Como
é sabido, a admissão na Maçonaria ocorre através de uma Cerimônia de Iniciação
do interessado. Através dessa Cerimônia, o interessado adquire formalmente a
condição de maçom. Mas adquire em que termos? É maçom enquanto continuar a
integrar uma Obediência maçônica, ou a aquisição dessa qualidade é vitalícia,
isto é, perdura mesmo que a pessoa em causa abandone a Maçonaria ou dela seja
expulsa ou excluída?
Os
defensores da primeira alternativa consideram que a admissão na Maçonaria
pressupõe a aceitação das regras vigentes na mesma, designadamente na
Obediência em que ocorre a integração, e que essas regras, consubstanciadas
normalmente em regulamento, estatuto ou equivalente conjunto de normas,
estipulam que aquele que abandone a Maçonaria ou dela seja expulso ou excluído
perde a qualidade de maçom. Quem estiver abrangido por qualquer destas
situações será um ex-maçom.
Os
defensores da segunda alternativa contrapõem que esta é uma visão puramente
administrativa da questão, írrita porque a Maçonaria não se pode nem deve
reduzir a uma estrutura administrativa, antes é uma organização iniciática. E o
princípio iniciático impõe que quem foi iniciado, iniciado está e nunca deixará
de estar, independentemente da sua situação burocrática ou administrativa, da
sua ligação ou falta dela a uma estrutura maçónica. Conforme pontua René
Guénon, numa citação proporcionada recentemente por um Irmão sabedor:
"...
as organizações iniciaticas diferem profundamente das associações profanas, às
quais elas não podem ser assemelhadas ou mesmo comparadas seja de que modo for;
quem se retira ou é excluído de uma associação profana não tem mais nenhum laço
com ela e volta a ser exatamente o que era antes de fazer parte dela; pelo
contrário, a ligação estabelecida com caráter iniciático não depende em nada de
contingências tais como uma demissão ou uma exclusão que são de ordem
simplesmente "administrativa", como já dissemos, e apenas afetam as
relações exteriores; e se estas últimas se situam todas na ordem profana, onde
uma associação não tem nada mais a dar aos seus membros, elas são pelo
contrário na ordem iniciática, um meio simplesmente acessório, e de todo
desnecessário, relativamente às realidades interiores, únicas que
verdadeiramente importam."
E,
mais adiante, em nota associada:
"...
exemplo mais simples e mais vulgar no que diz respeito às organizações iniciáticas:
é absolutamente inexato falar de um "ex-Maçom", como se faz
correntemente; um Maçom demissionário ou mesmo excluído não fazendo mais parte
de qualquer Loja nem de nenhuma Obediência não fica menos Maçom por isso;
queira-o ele ou não o queira, isso nada altera; e a prova é que, se ele vier
depois a ser "reintegrado" não é iniciado de novo..." (In
"Aperçus sur L'Initiation", Editions Traditionnelles, pag. 113 e 114.
Paris, 1977)
Ambas
as posições têm aspetos que considero corretos e pontos que não merecem a minha
adesão.
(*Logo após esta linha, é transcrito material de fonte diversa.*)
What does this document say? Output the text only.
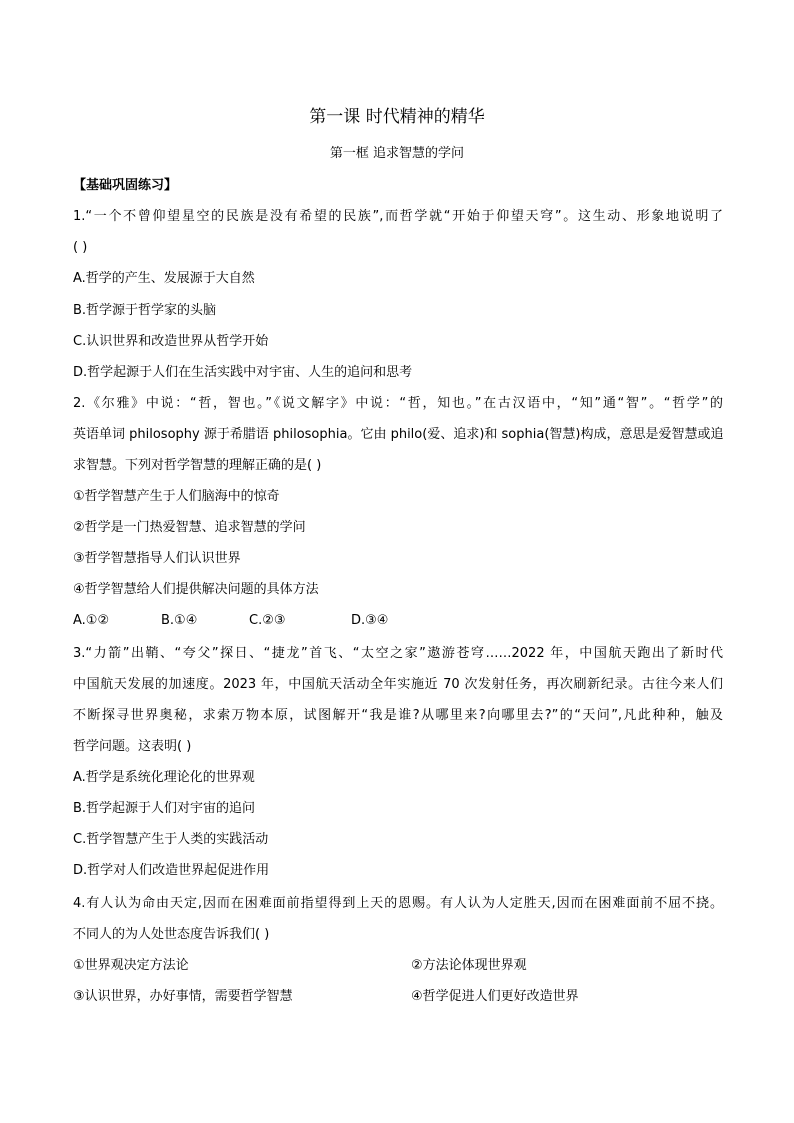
第一课 时代精神的精华
第一框 追求智慧的学问
【基础巩固练习】
1.“一个不曾仰望星空的民族是没有希望的民族”,而哲学就“开始于仰望天穹”。这生动、形象地说明了
( )
A.哲学的产生、发展源于大自然
B.哲学源于哲学家的头脑
C.认识世界和改造世界从哲学开始
D.哲学起源于人们在生活实践中对宇宙、人生的追问和思考
2.《尔雅》中说：“哲，智也。”《说文解字》中说：“哲，知也。”在古汉语中，“知”通“智”。“哲学”的
英语单词 philosophy 源于希腊语 philosophia。它由 philo(爱、追求)和 sophia(智慧)构成，意思是爱智慧或追
求智慧。下列对哲学智慧的理解正确的是( )
①哲学智慧产生于人们脑海中的惊奇
②哲学是一门热爱智慧、追求智慧的学问
③哲学智慧指导人们认识世界
④哲学智慧给人们提供解决问题的具体方法
A.①②	B.①④	C.②③	D.③④
3.“力箭”出鞘、“夸父”探日、“捷龙”首飞、“太空之家”遨游苍穹……2022 年，中国航天跑出了新时代
中国航天发展的加速度。2023 年，中国航天活动全年实施近 70 次发射任务，再次刷新纪录。古往今来人们
不断探寻世界奥秘，求索万物本原，试图解开“我是谁?从哪里来?向哪里去?”的“天问”,凡此种种，触及
哲学问题。这表明( )
A.哲学是系统化理论化的世界观
B.哲学起源于人们对宇宙的追问
C.哲学智慧产生于人类的实践活动
D.哲学对人们改造世界起促进作用
4.有人认为命由天定,因而在困难面前指望得到上天的恩赐。有人认为人定胜天,因而在困难面前不屈不挠。
不同人的为人处世态度告诉我们( )
①世界观决定方法论	②方法论体现世界观
③认识世界，办好事情，需要哲学智慧	④哲学促进人们更好改造世界
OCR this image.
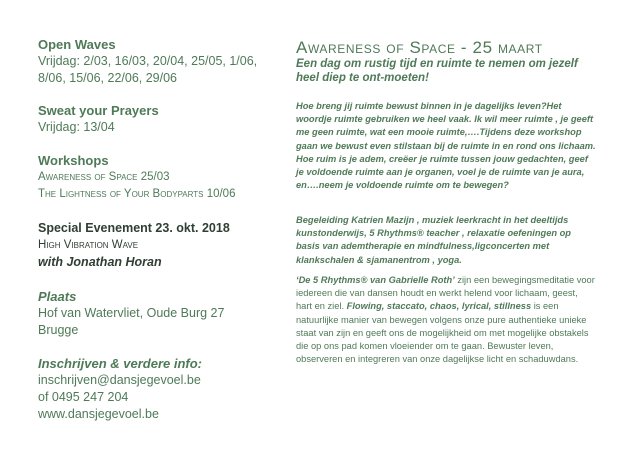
Open Waves

Vrijdag: 2/03, 16/03, 20/04, 25/05, 1/06,

8/06, 15/06, 22/06, 29/06

Sweat your Prayers

Vrijdag: 13/04

Workshops

Awareness of Space 25/03

The Lightness of Your Bodyparts 10/06

Special Evenement 23. okt. 2018

High Vibration Wave

with Jonathan Horan

Plaats

Hof van Watervliet, Oude Burg 27

Brugge

Inschrijven & verdere info:

inschrijven@dansjegevoel.be

of 0495 247 204

www.dansjegevoel.be

Awareness of Space - 25 maart

Een dag om rustig tijd en ruimte te nemen om jezelf

heel diep te ont-moeten!

Hoe breng jij ruimte bewust binnen in je dagelijks leven?Het woordje ruimte gebruiken we heel vaak. Ik wil meer ruimte , je geeft me geen ruimte, wat een mooie ruimte,….Tijdens deze workshop gaan we bewust even stilstaan bij de ruimte in en rond ons lichaam. Hoe ruim is je adem, creëer je ruimte tussen jouw gedachten, geef je voldoende ruimte aan je organen, voel je de ruimte van je aura, en….neem je voldoende ruimte om te bewegen?

Begeleiding Katrien Mazijn , muziek leerkracht in het deeltijds kunstonderwijs, 5 Rhythms® teacher , relaxatie oefeningen op basis van ademtherapie en mindfulness,ligconcerten met klankschalen & sjamanentrom , yoga.

‘De 5 Rhythms® van Gabrielle Roth’ zijn een bewegingsmeditatie voor iedereen die van dansen houdt en werkt helend voor lichaam, geest, hart en ziel. Flowing, staccato, chaos, lyrical, stillness is een natuurlijke manier van bewegen volgens onze pure authentieke unieke staat van zijn en geeft ons de mogelijkheid om met mogelijke obstakels die op ons pad komen vloeiender om te gaan. Bewuster leven, observeren en integreren van onze dagelijkse licht en schaduwdans.
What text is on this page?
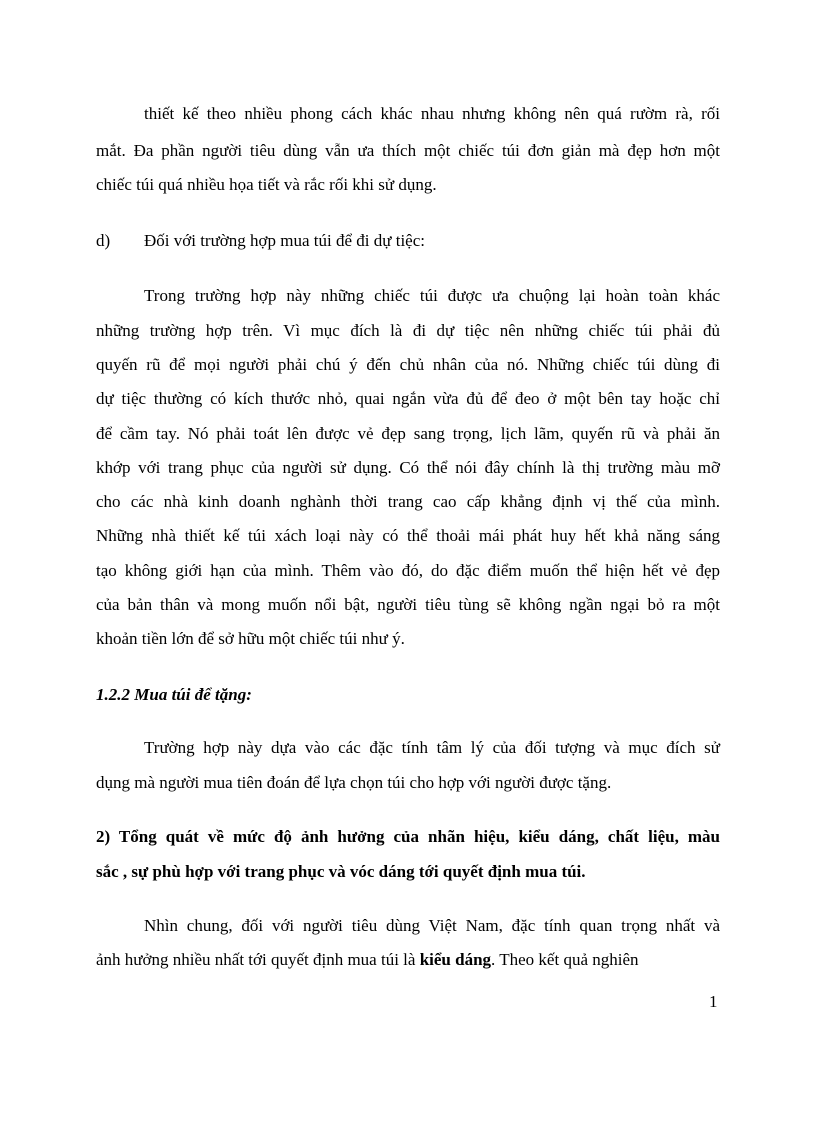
thiết kế theo nhiều phong cách khác nhau nhưng không nên quá rườm rà, rối
mắt. Đa phần người tiêu dùng vẫn ưa thích một chiếc túi đơn giản mà đẹp hơn một
chiếc túi quá nhiều họa tiết và rắc rối khi sử dụng.
d) Đối với trường hợp mua túi để đi dự tiệc:
Trong trường hợp này những chiếc túi được ưa chuộng lại hoàn toàn khác
những trường hợp trên. Vì mục đích là đi dự tiệc nên những chiếc túi phải đủ
quyến rũ để mọi người phải chú ý đến chủ nhân của nó. Những chiếc túi dùng đi
dự tiệc thường có kích thước nhỏ, quai ngắn vừa đủ để đeo ở một bên tay hoặc chỉ
để cầm tay. Nó phải toát lên được vẻ đẹp sang trọng, lịch lãm, quyến rũ và phải ăn
khớp với trang phục của người sử dụng. Có thể nói đây chính là thị trường màu mỡ
cho các nhà kinh doanh nghành thời trang cao cấp khẳng định vị thế của mình.
Những nhà thiết kế túi xách loại này có thể thoải mái phát huy hết khả năng sáng
tạo không giới hạn của mình. Thêm vào đó, do đặc điểm muốn thể hiện hết vẻ đẹp
của bản thân và mong muốn nổi bật, người tiêu tùng sẽ không ngần ngại bỏ ra một
khoản tiền lớn để sở hữu một chiếc túi như ý.
1.2.2 Mua túi để tặng:
Trường hợp này dựa vào các đặc tính tâm lý của đối tượng và mục đích sử
dụng mà người mua tiên đoán để lựa chọn túi cho hợp với người được tặng.
2) Tổng quát về mức độ ảnh hưởng của nhãn hiệu, kiểu dáng, chất liệu, màu
sắc , sự phù hợp với trang phục và vóc dáng tới quyết định mua túi.
Nhìn chung, đối với người tiêu dùng Việt Nam, đặc tính quan trọng nhất và
ảnh hưởng nhiều nhất tới quyết định mua túi là kiểu dáng. Theo kết quả nghiên
1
É para mim claro que uma Iniciação não tem o mesmo restrito significado
de uma adesão a qualquer associação ou coletividade, automaticamente extinta por
vontade do próprio ou da entidade a que se aderiu. Mas também coloco reservas
ao entendimento de que uma Cerimônia de iniciação "cria" um maçom,
que permanecerá maçom até ao dia de sua morte, contra ventos e marés, mesmo que
não o queira e ainda que não se comporte como tal. A Iniciação não é uma
simples adesão ou inscrição numa agremiação, mas também não tem, a meu ver,
qualidades mágicas que transformem alguém para todo o sempre, mesmo que o não
queira ou, decididamente, recuse comportar-se como é suposto fazê-lo quem se
transforme.
O
entendimento de René Guénon, que muitos seguem, na minha modesta opinião
insere-se numa tradição e visão religiosa cristã que - quer queiramos, quer não
- influencia o pensamento europeu desde há séculos e séculos. Nos seus trechos
acima transcritos, onde se escreve "Iniciação" poderia , com as
devidas alterações, escrever-se, por exemplo, "batismo" e tirar-se a
mesma conclusão... Na tradição religiosa cristã, a integração na comunidade
cristã ocorre pelo batismo e perdura até à morte - independentemente de o
batizado ser, muitas vezes, um infante destituído ainda da capacidade de formar
e expressar qualquer vontade sobre o assunto. E, parafraseando Guenon, também
um cristão batizado que se converta a uma outra religião, se porventura se
reconverter ao cristianismo não é batizado de novo - sinal de que o batismo
cria um cristão para todo o sempre e independentemente de vontades e
vicissitudes...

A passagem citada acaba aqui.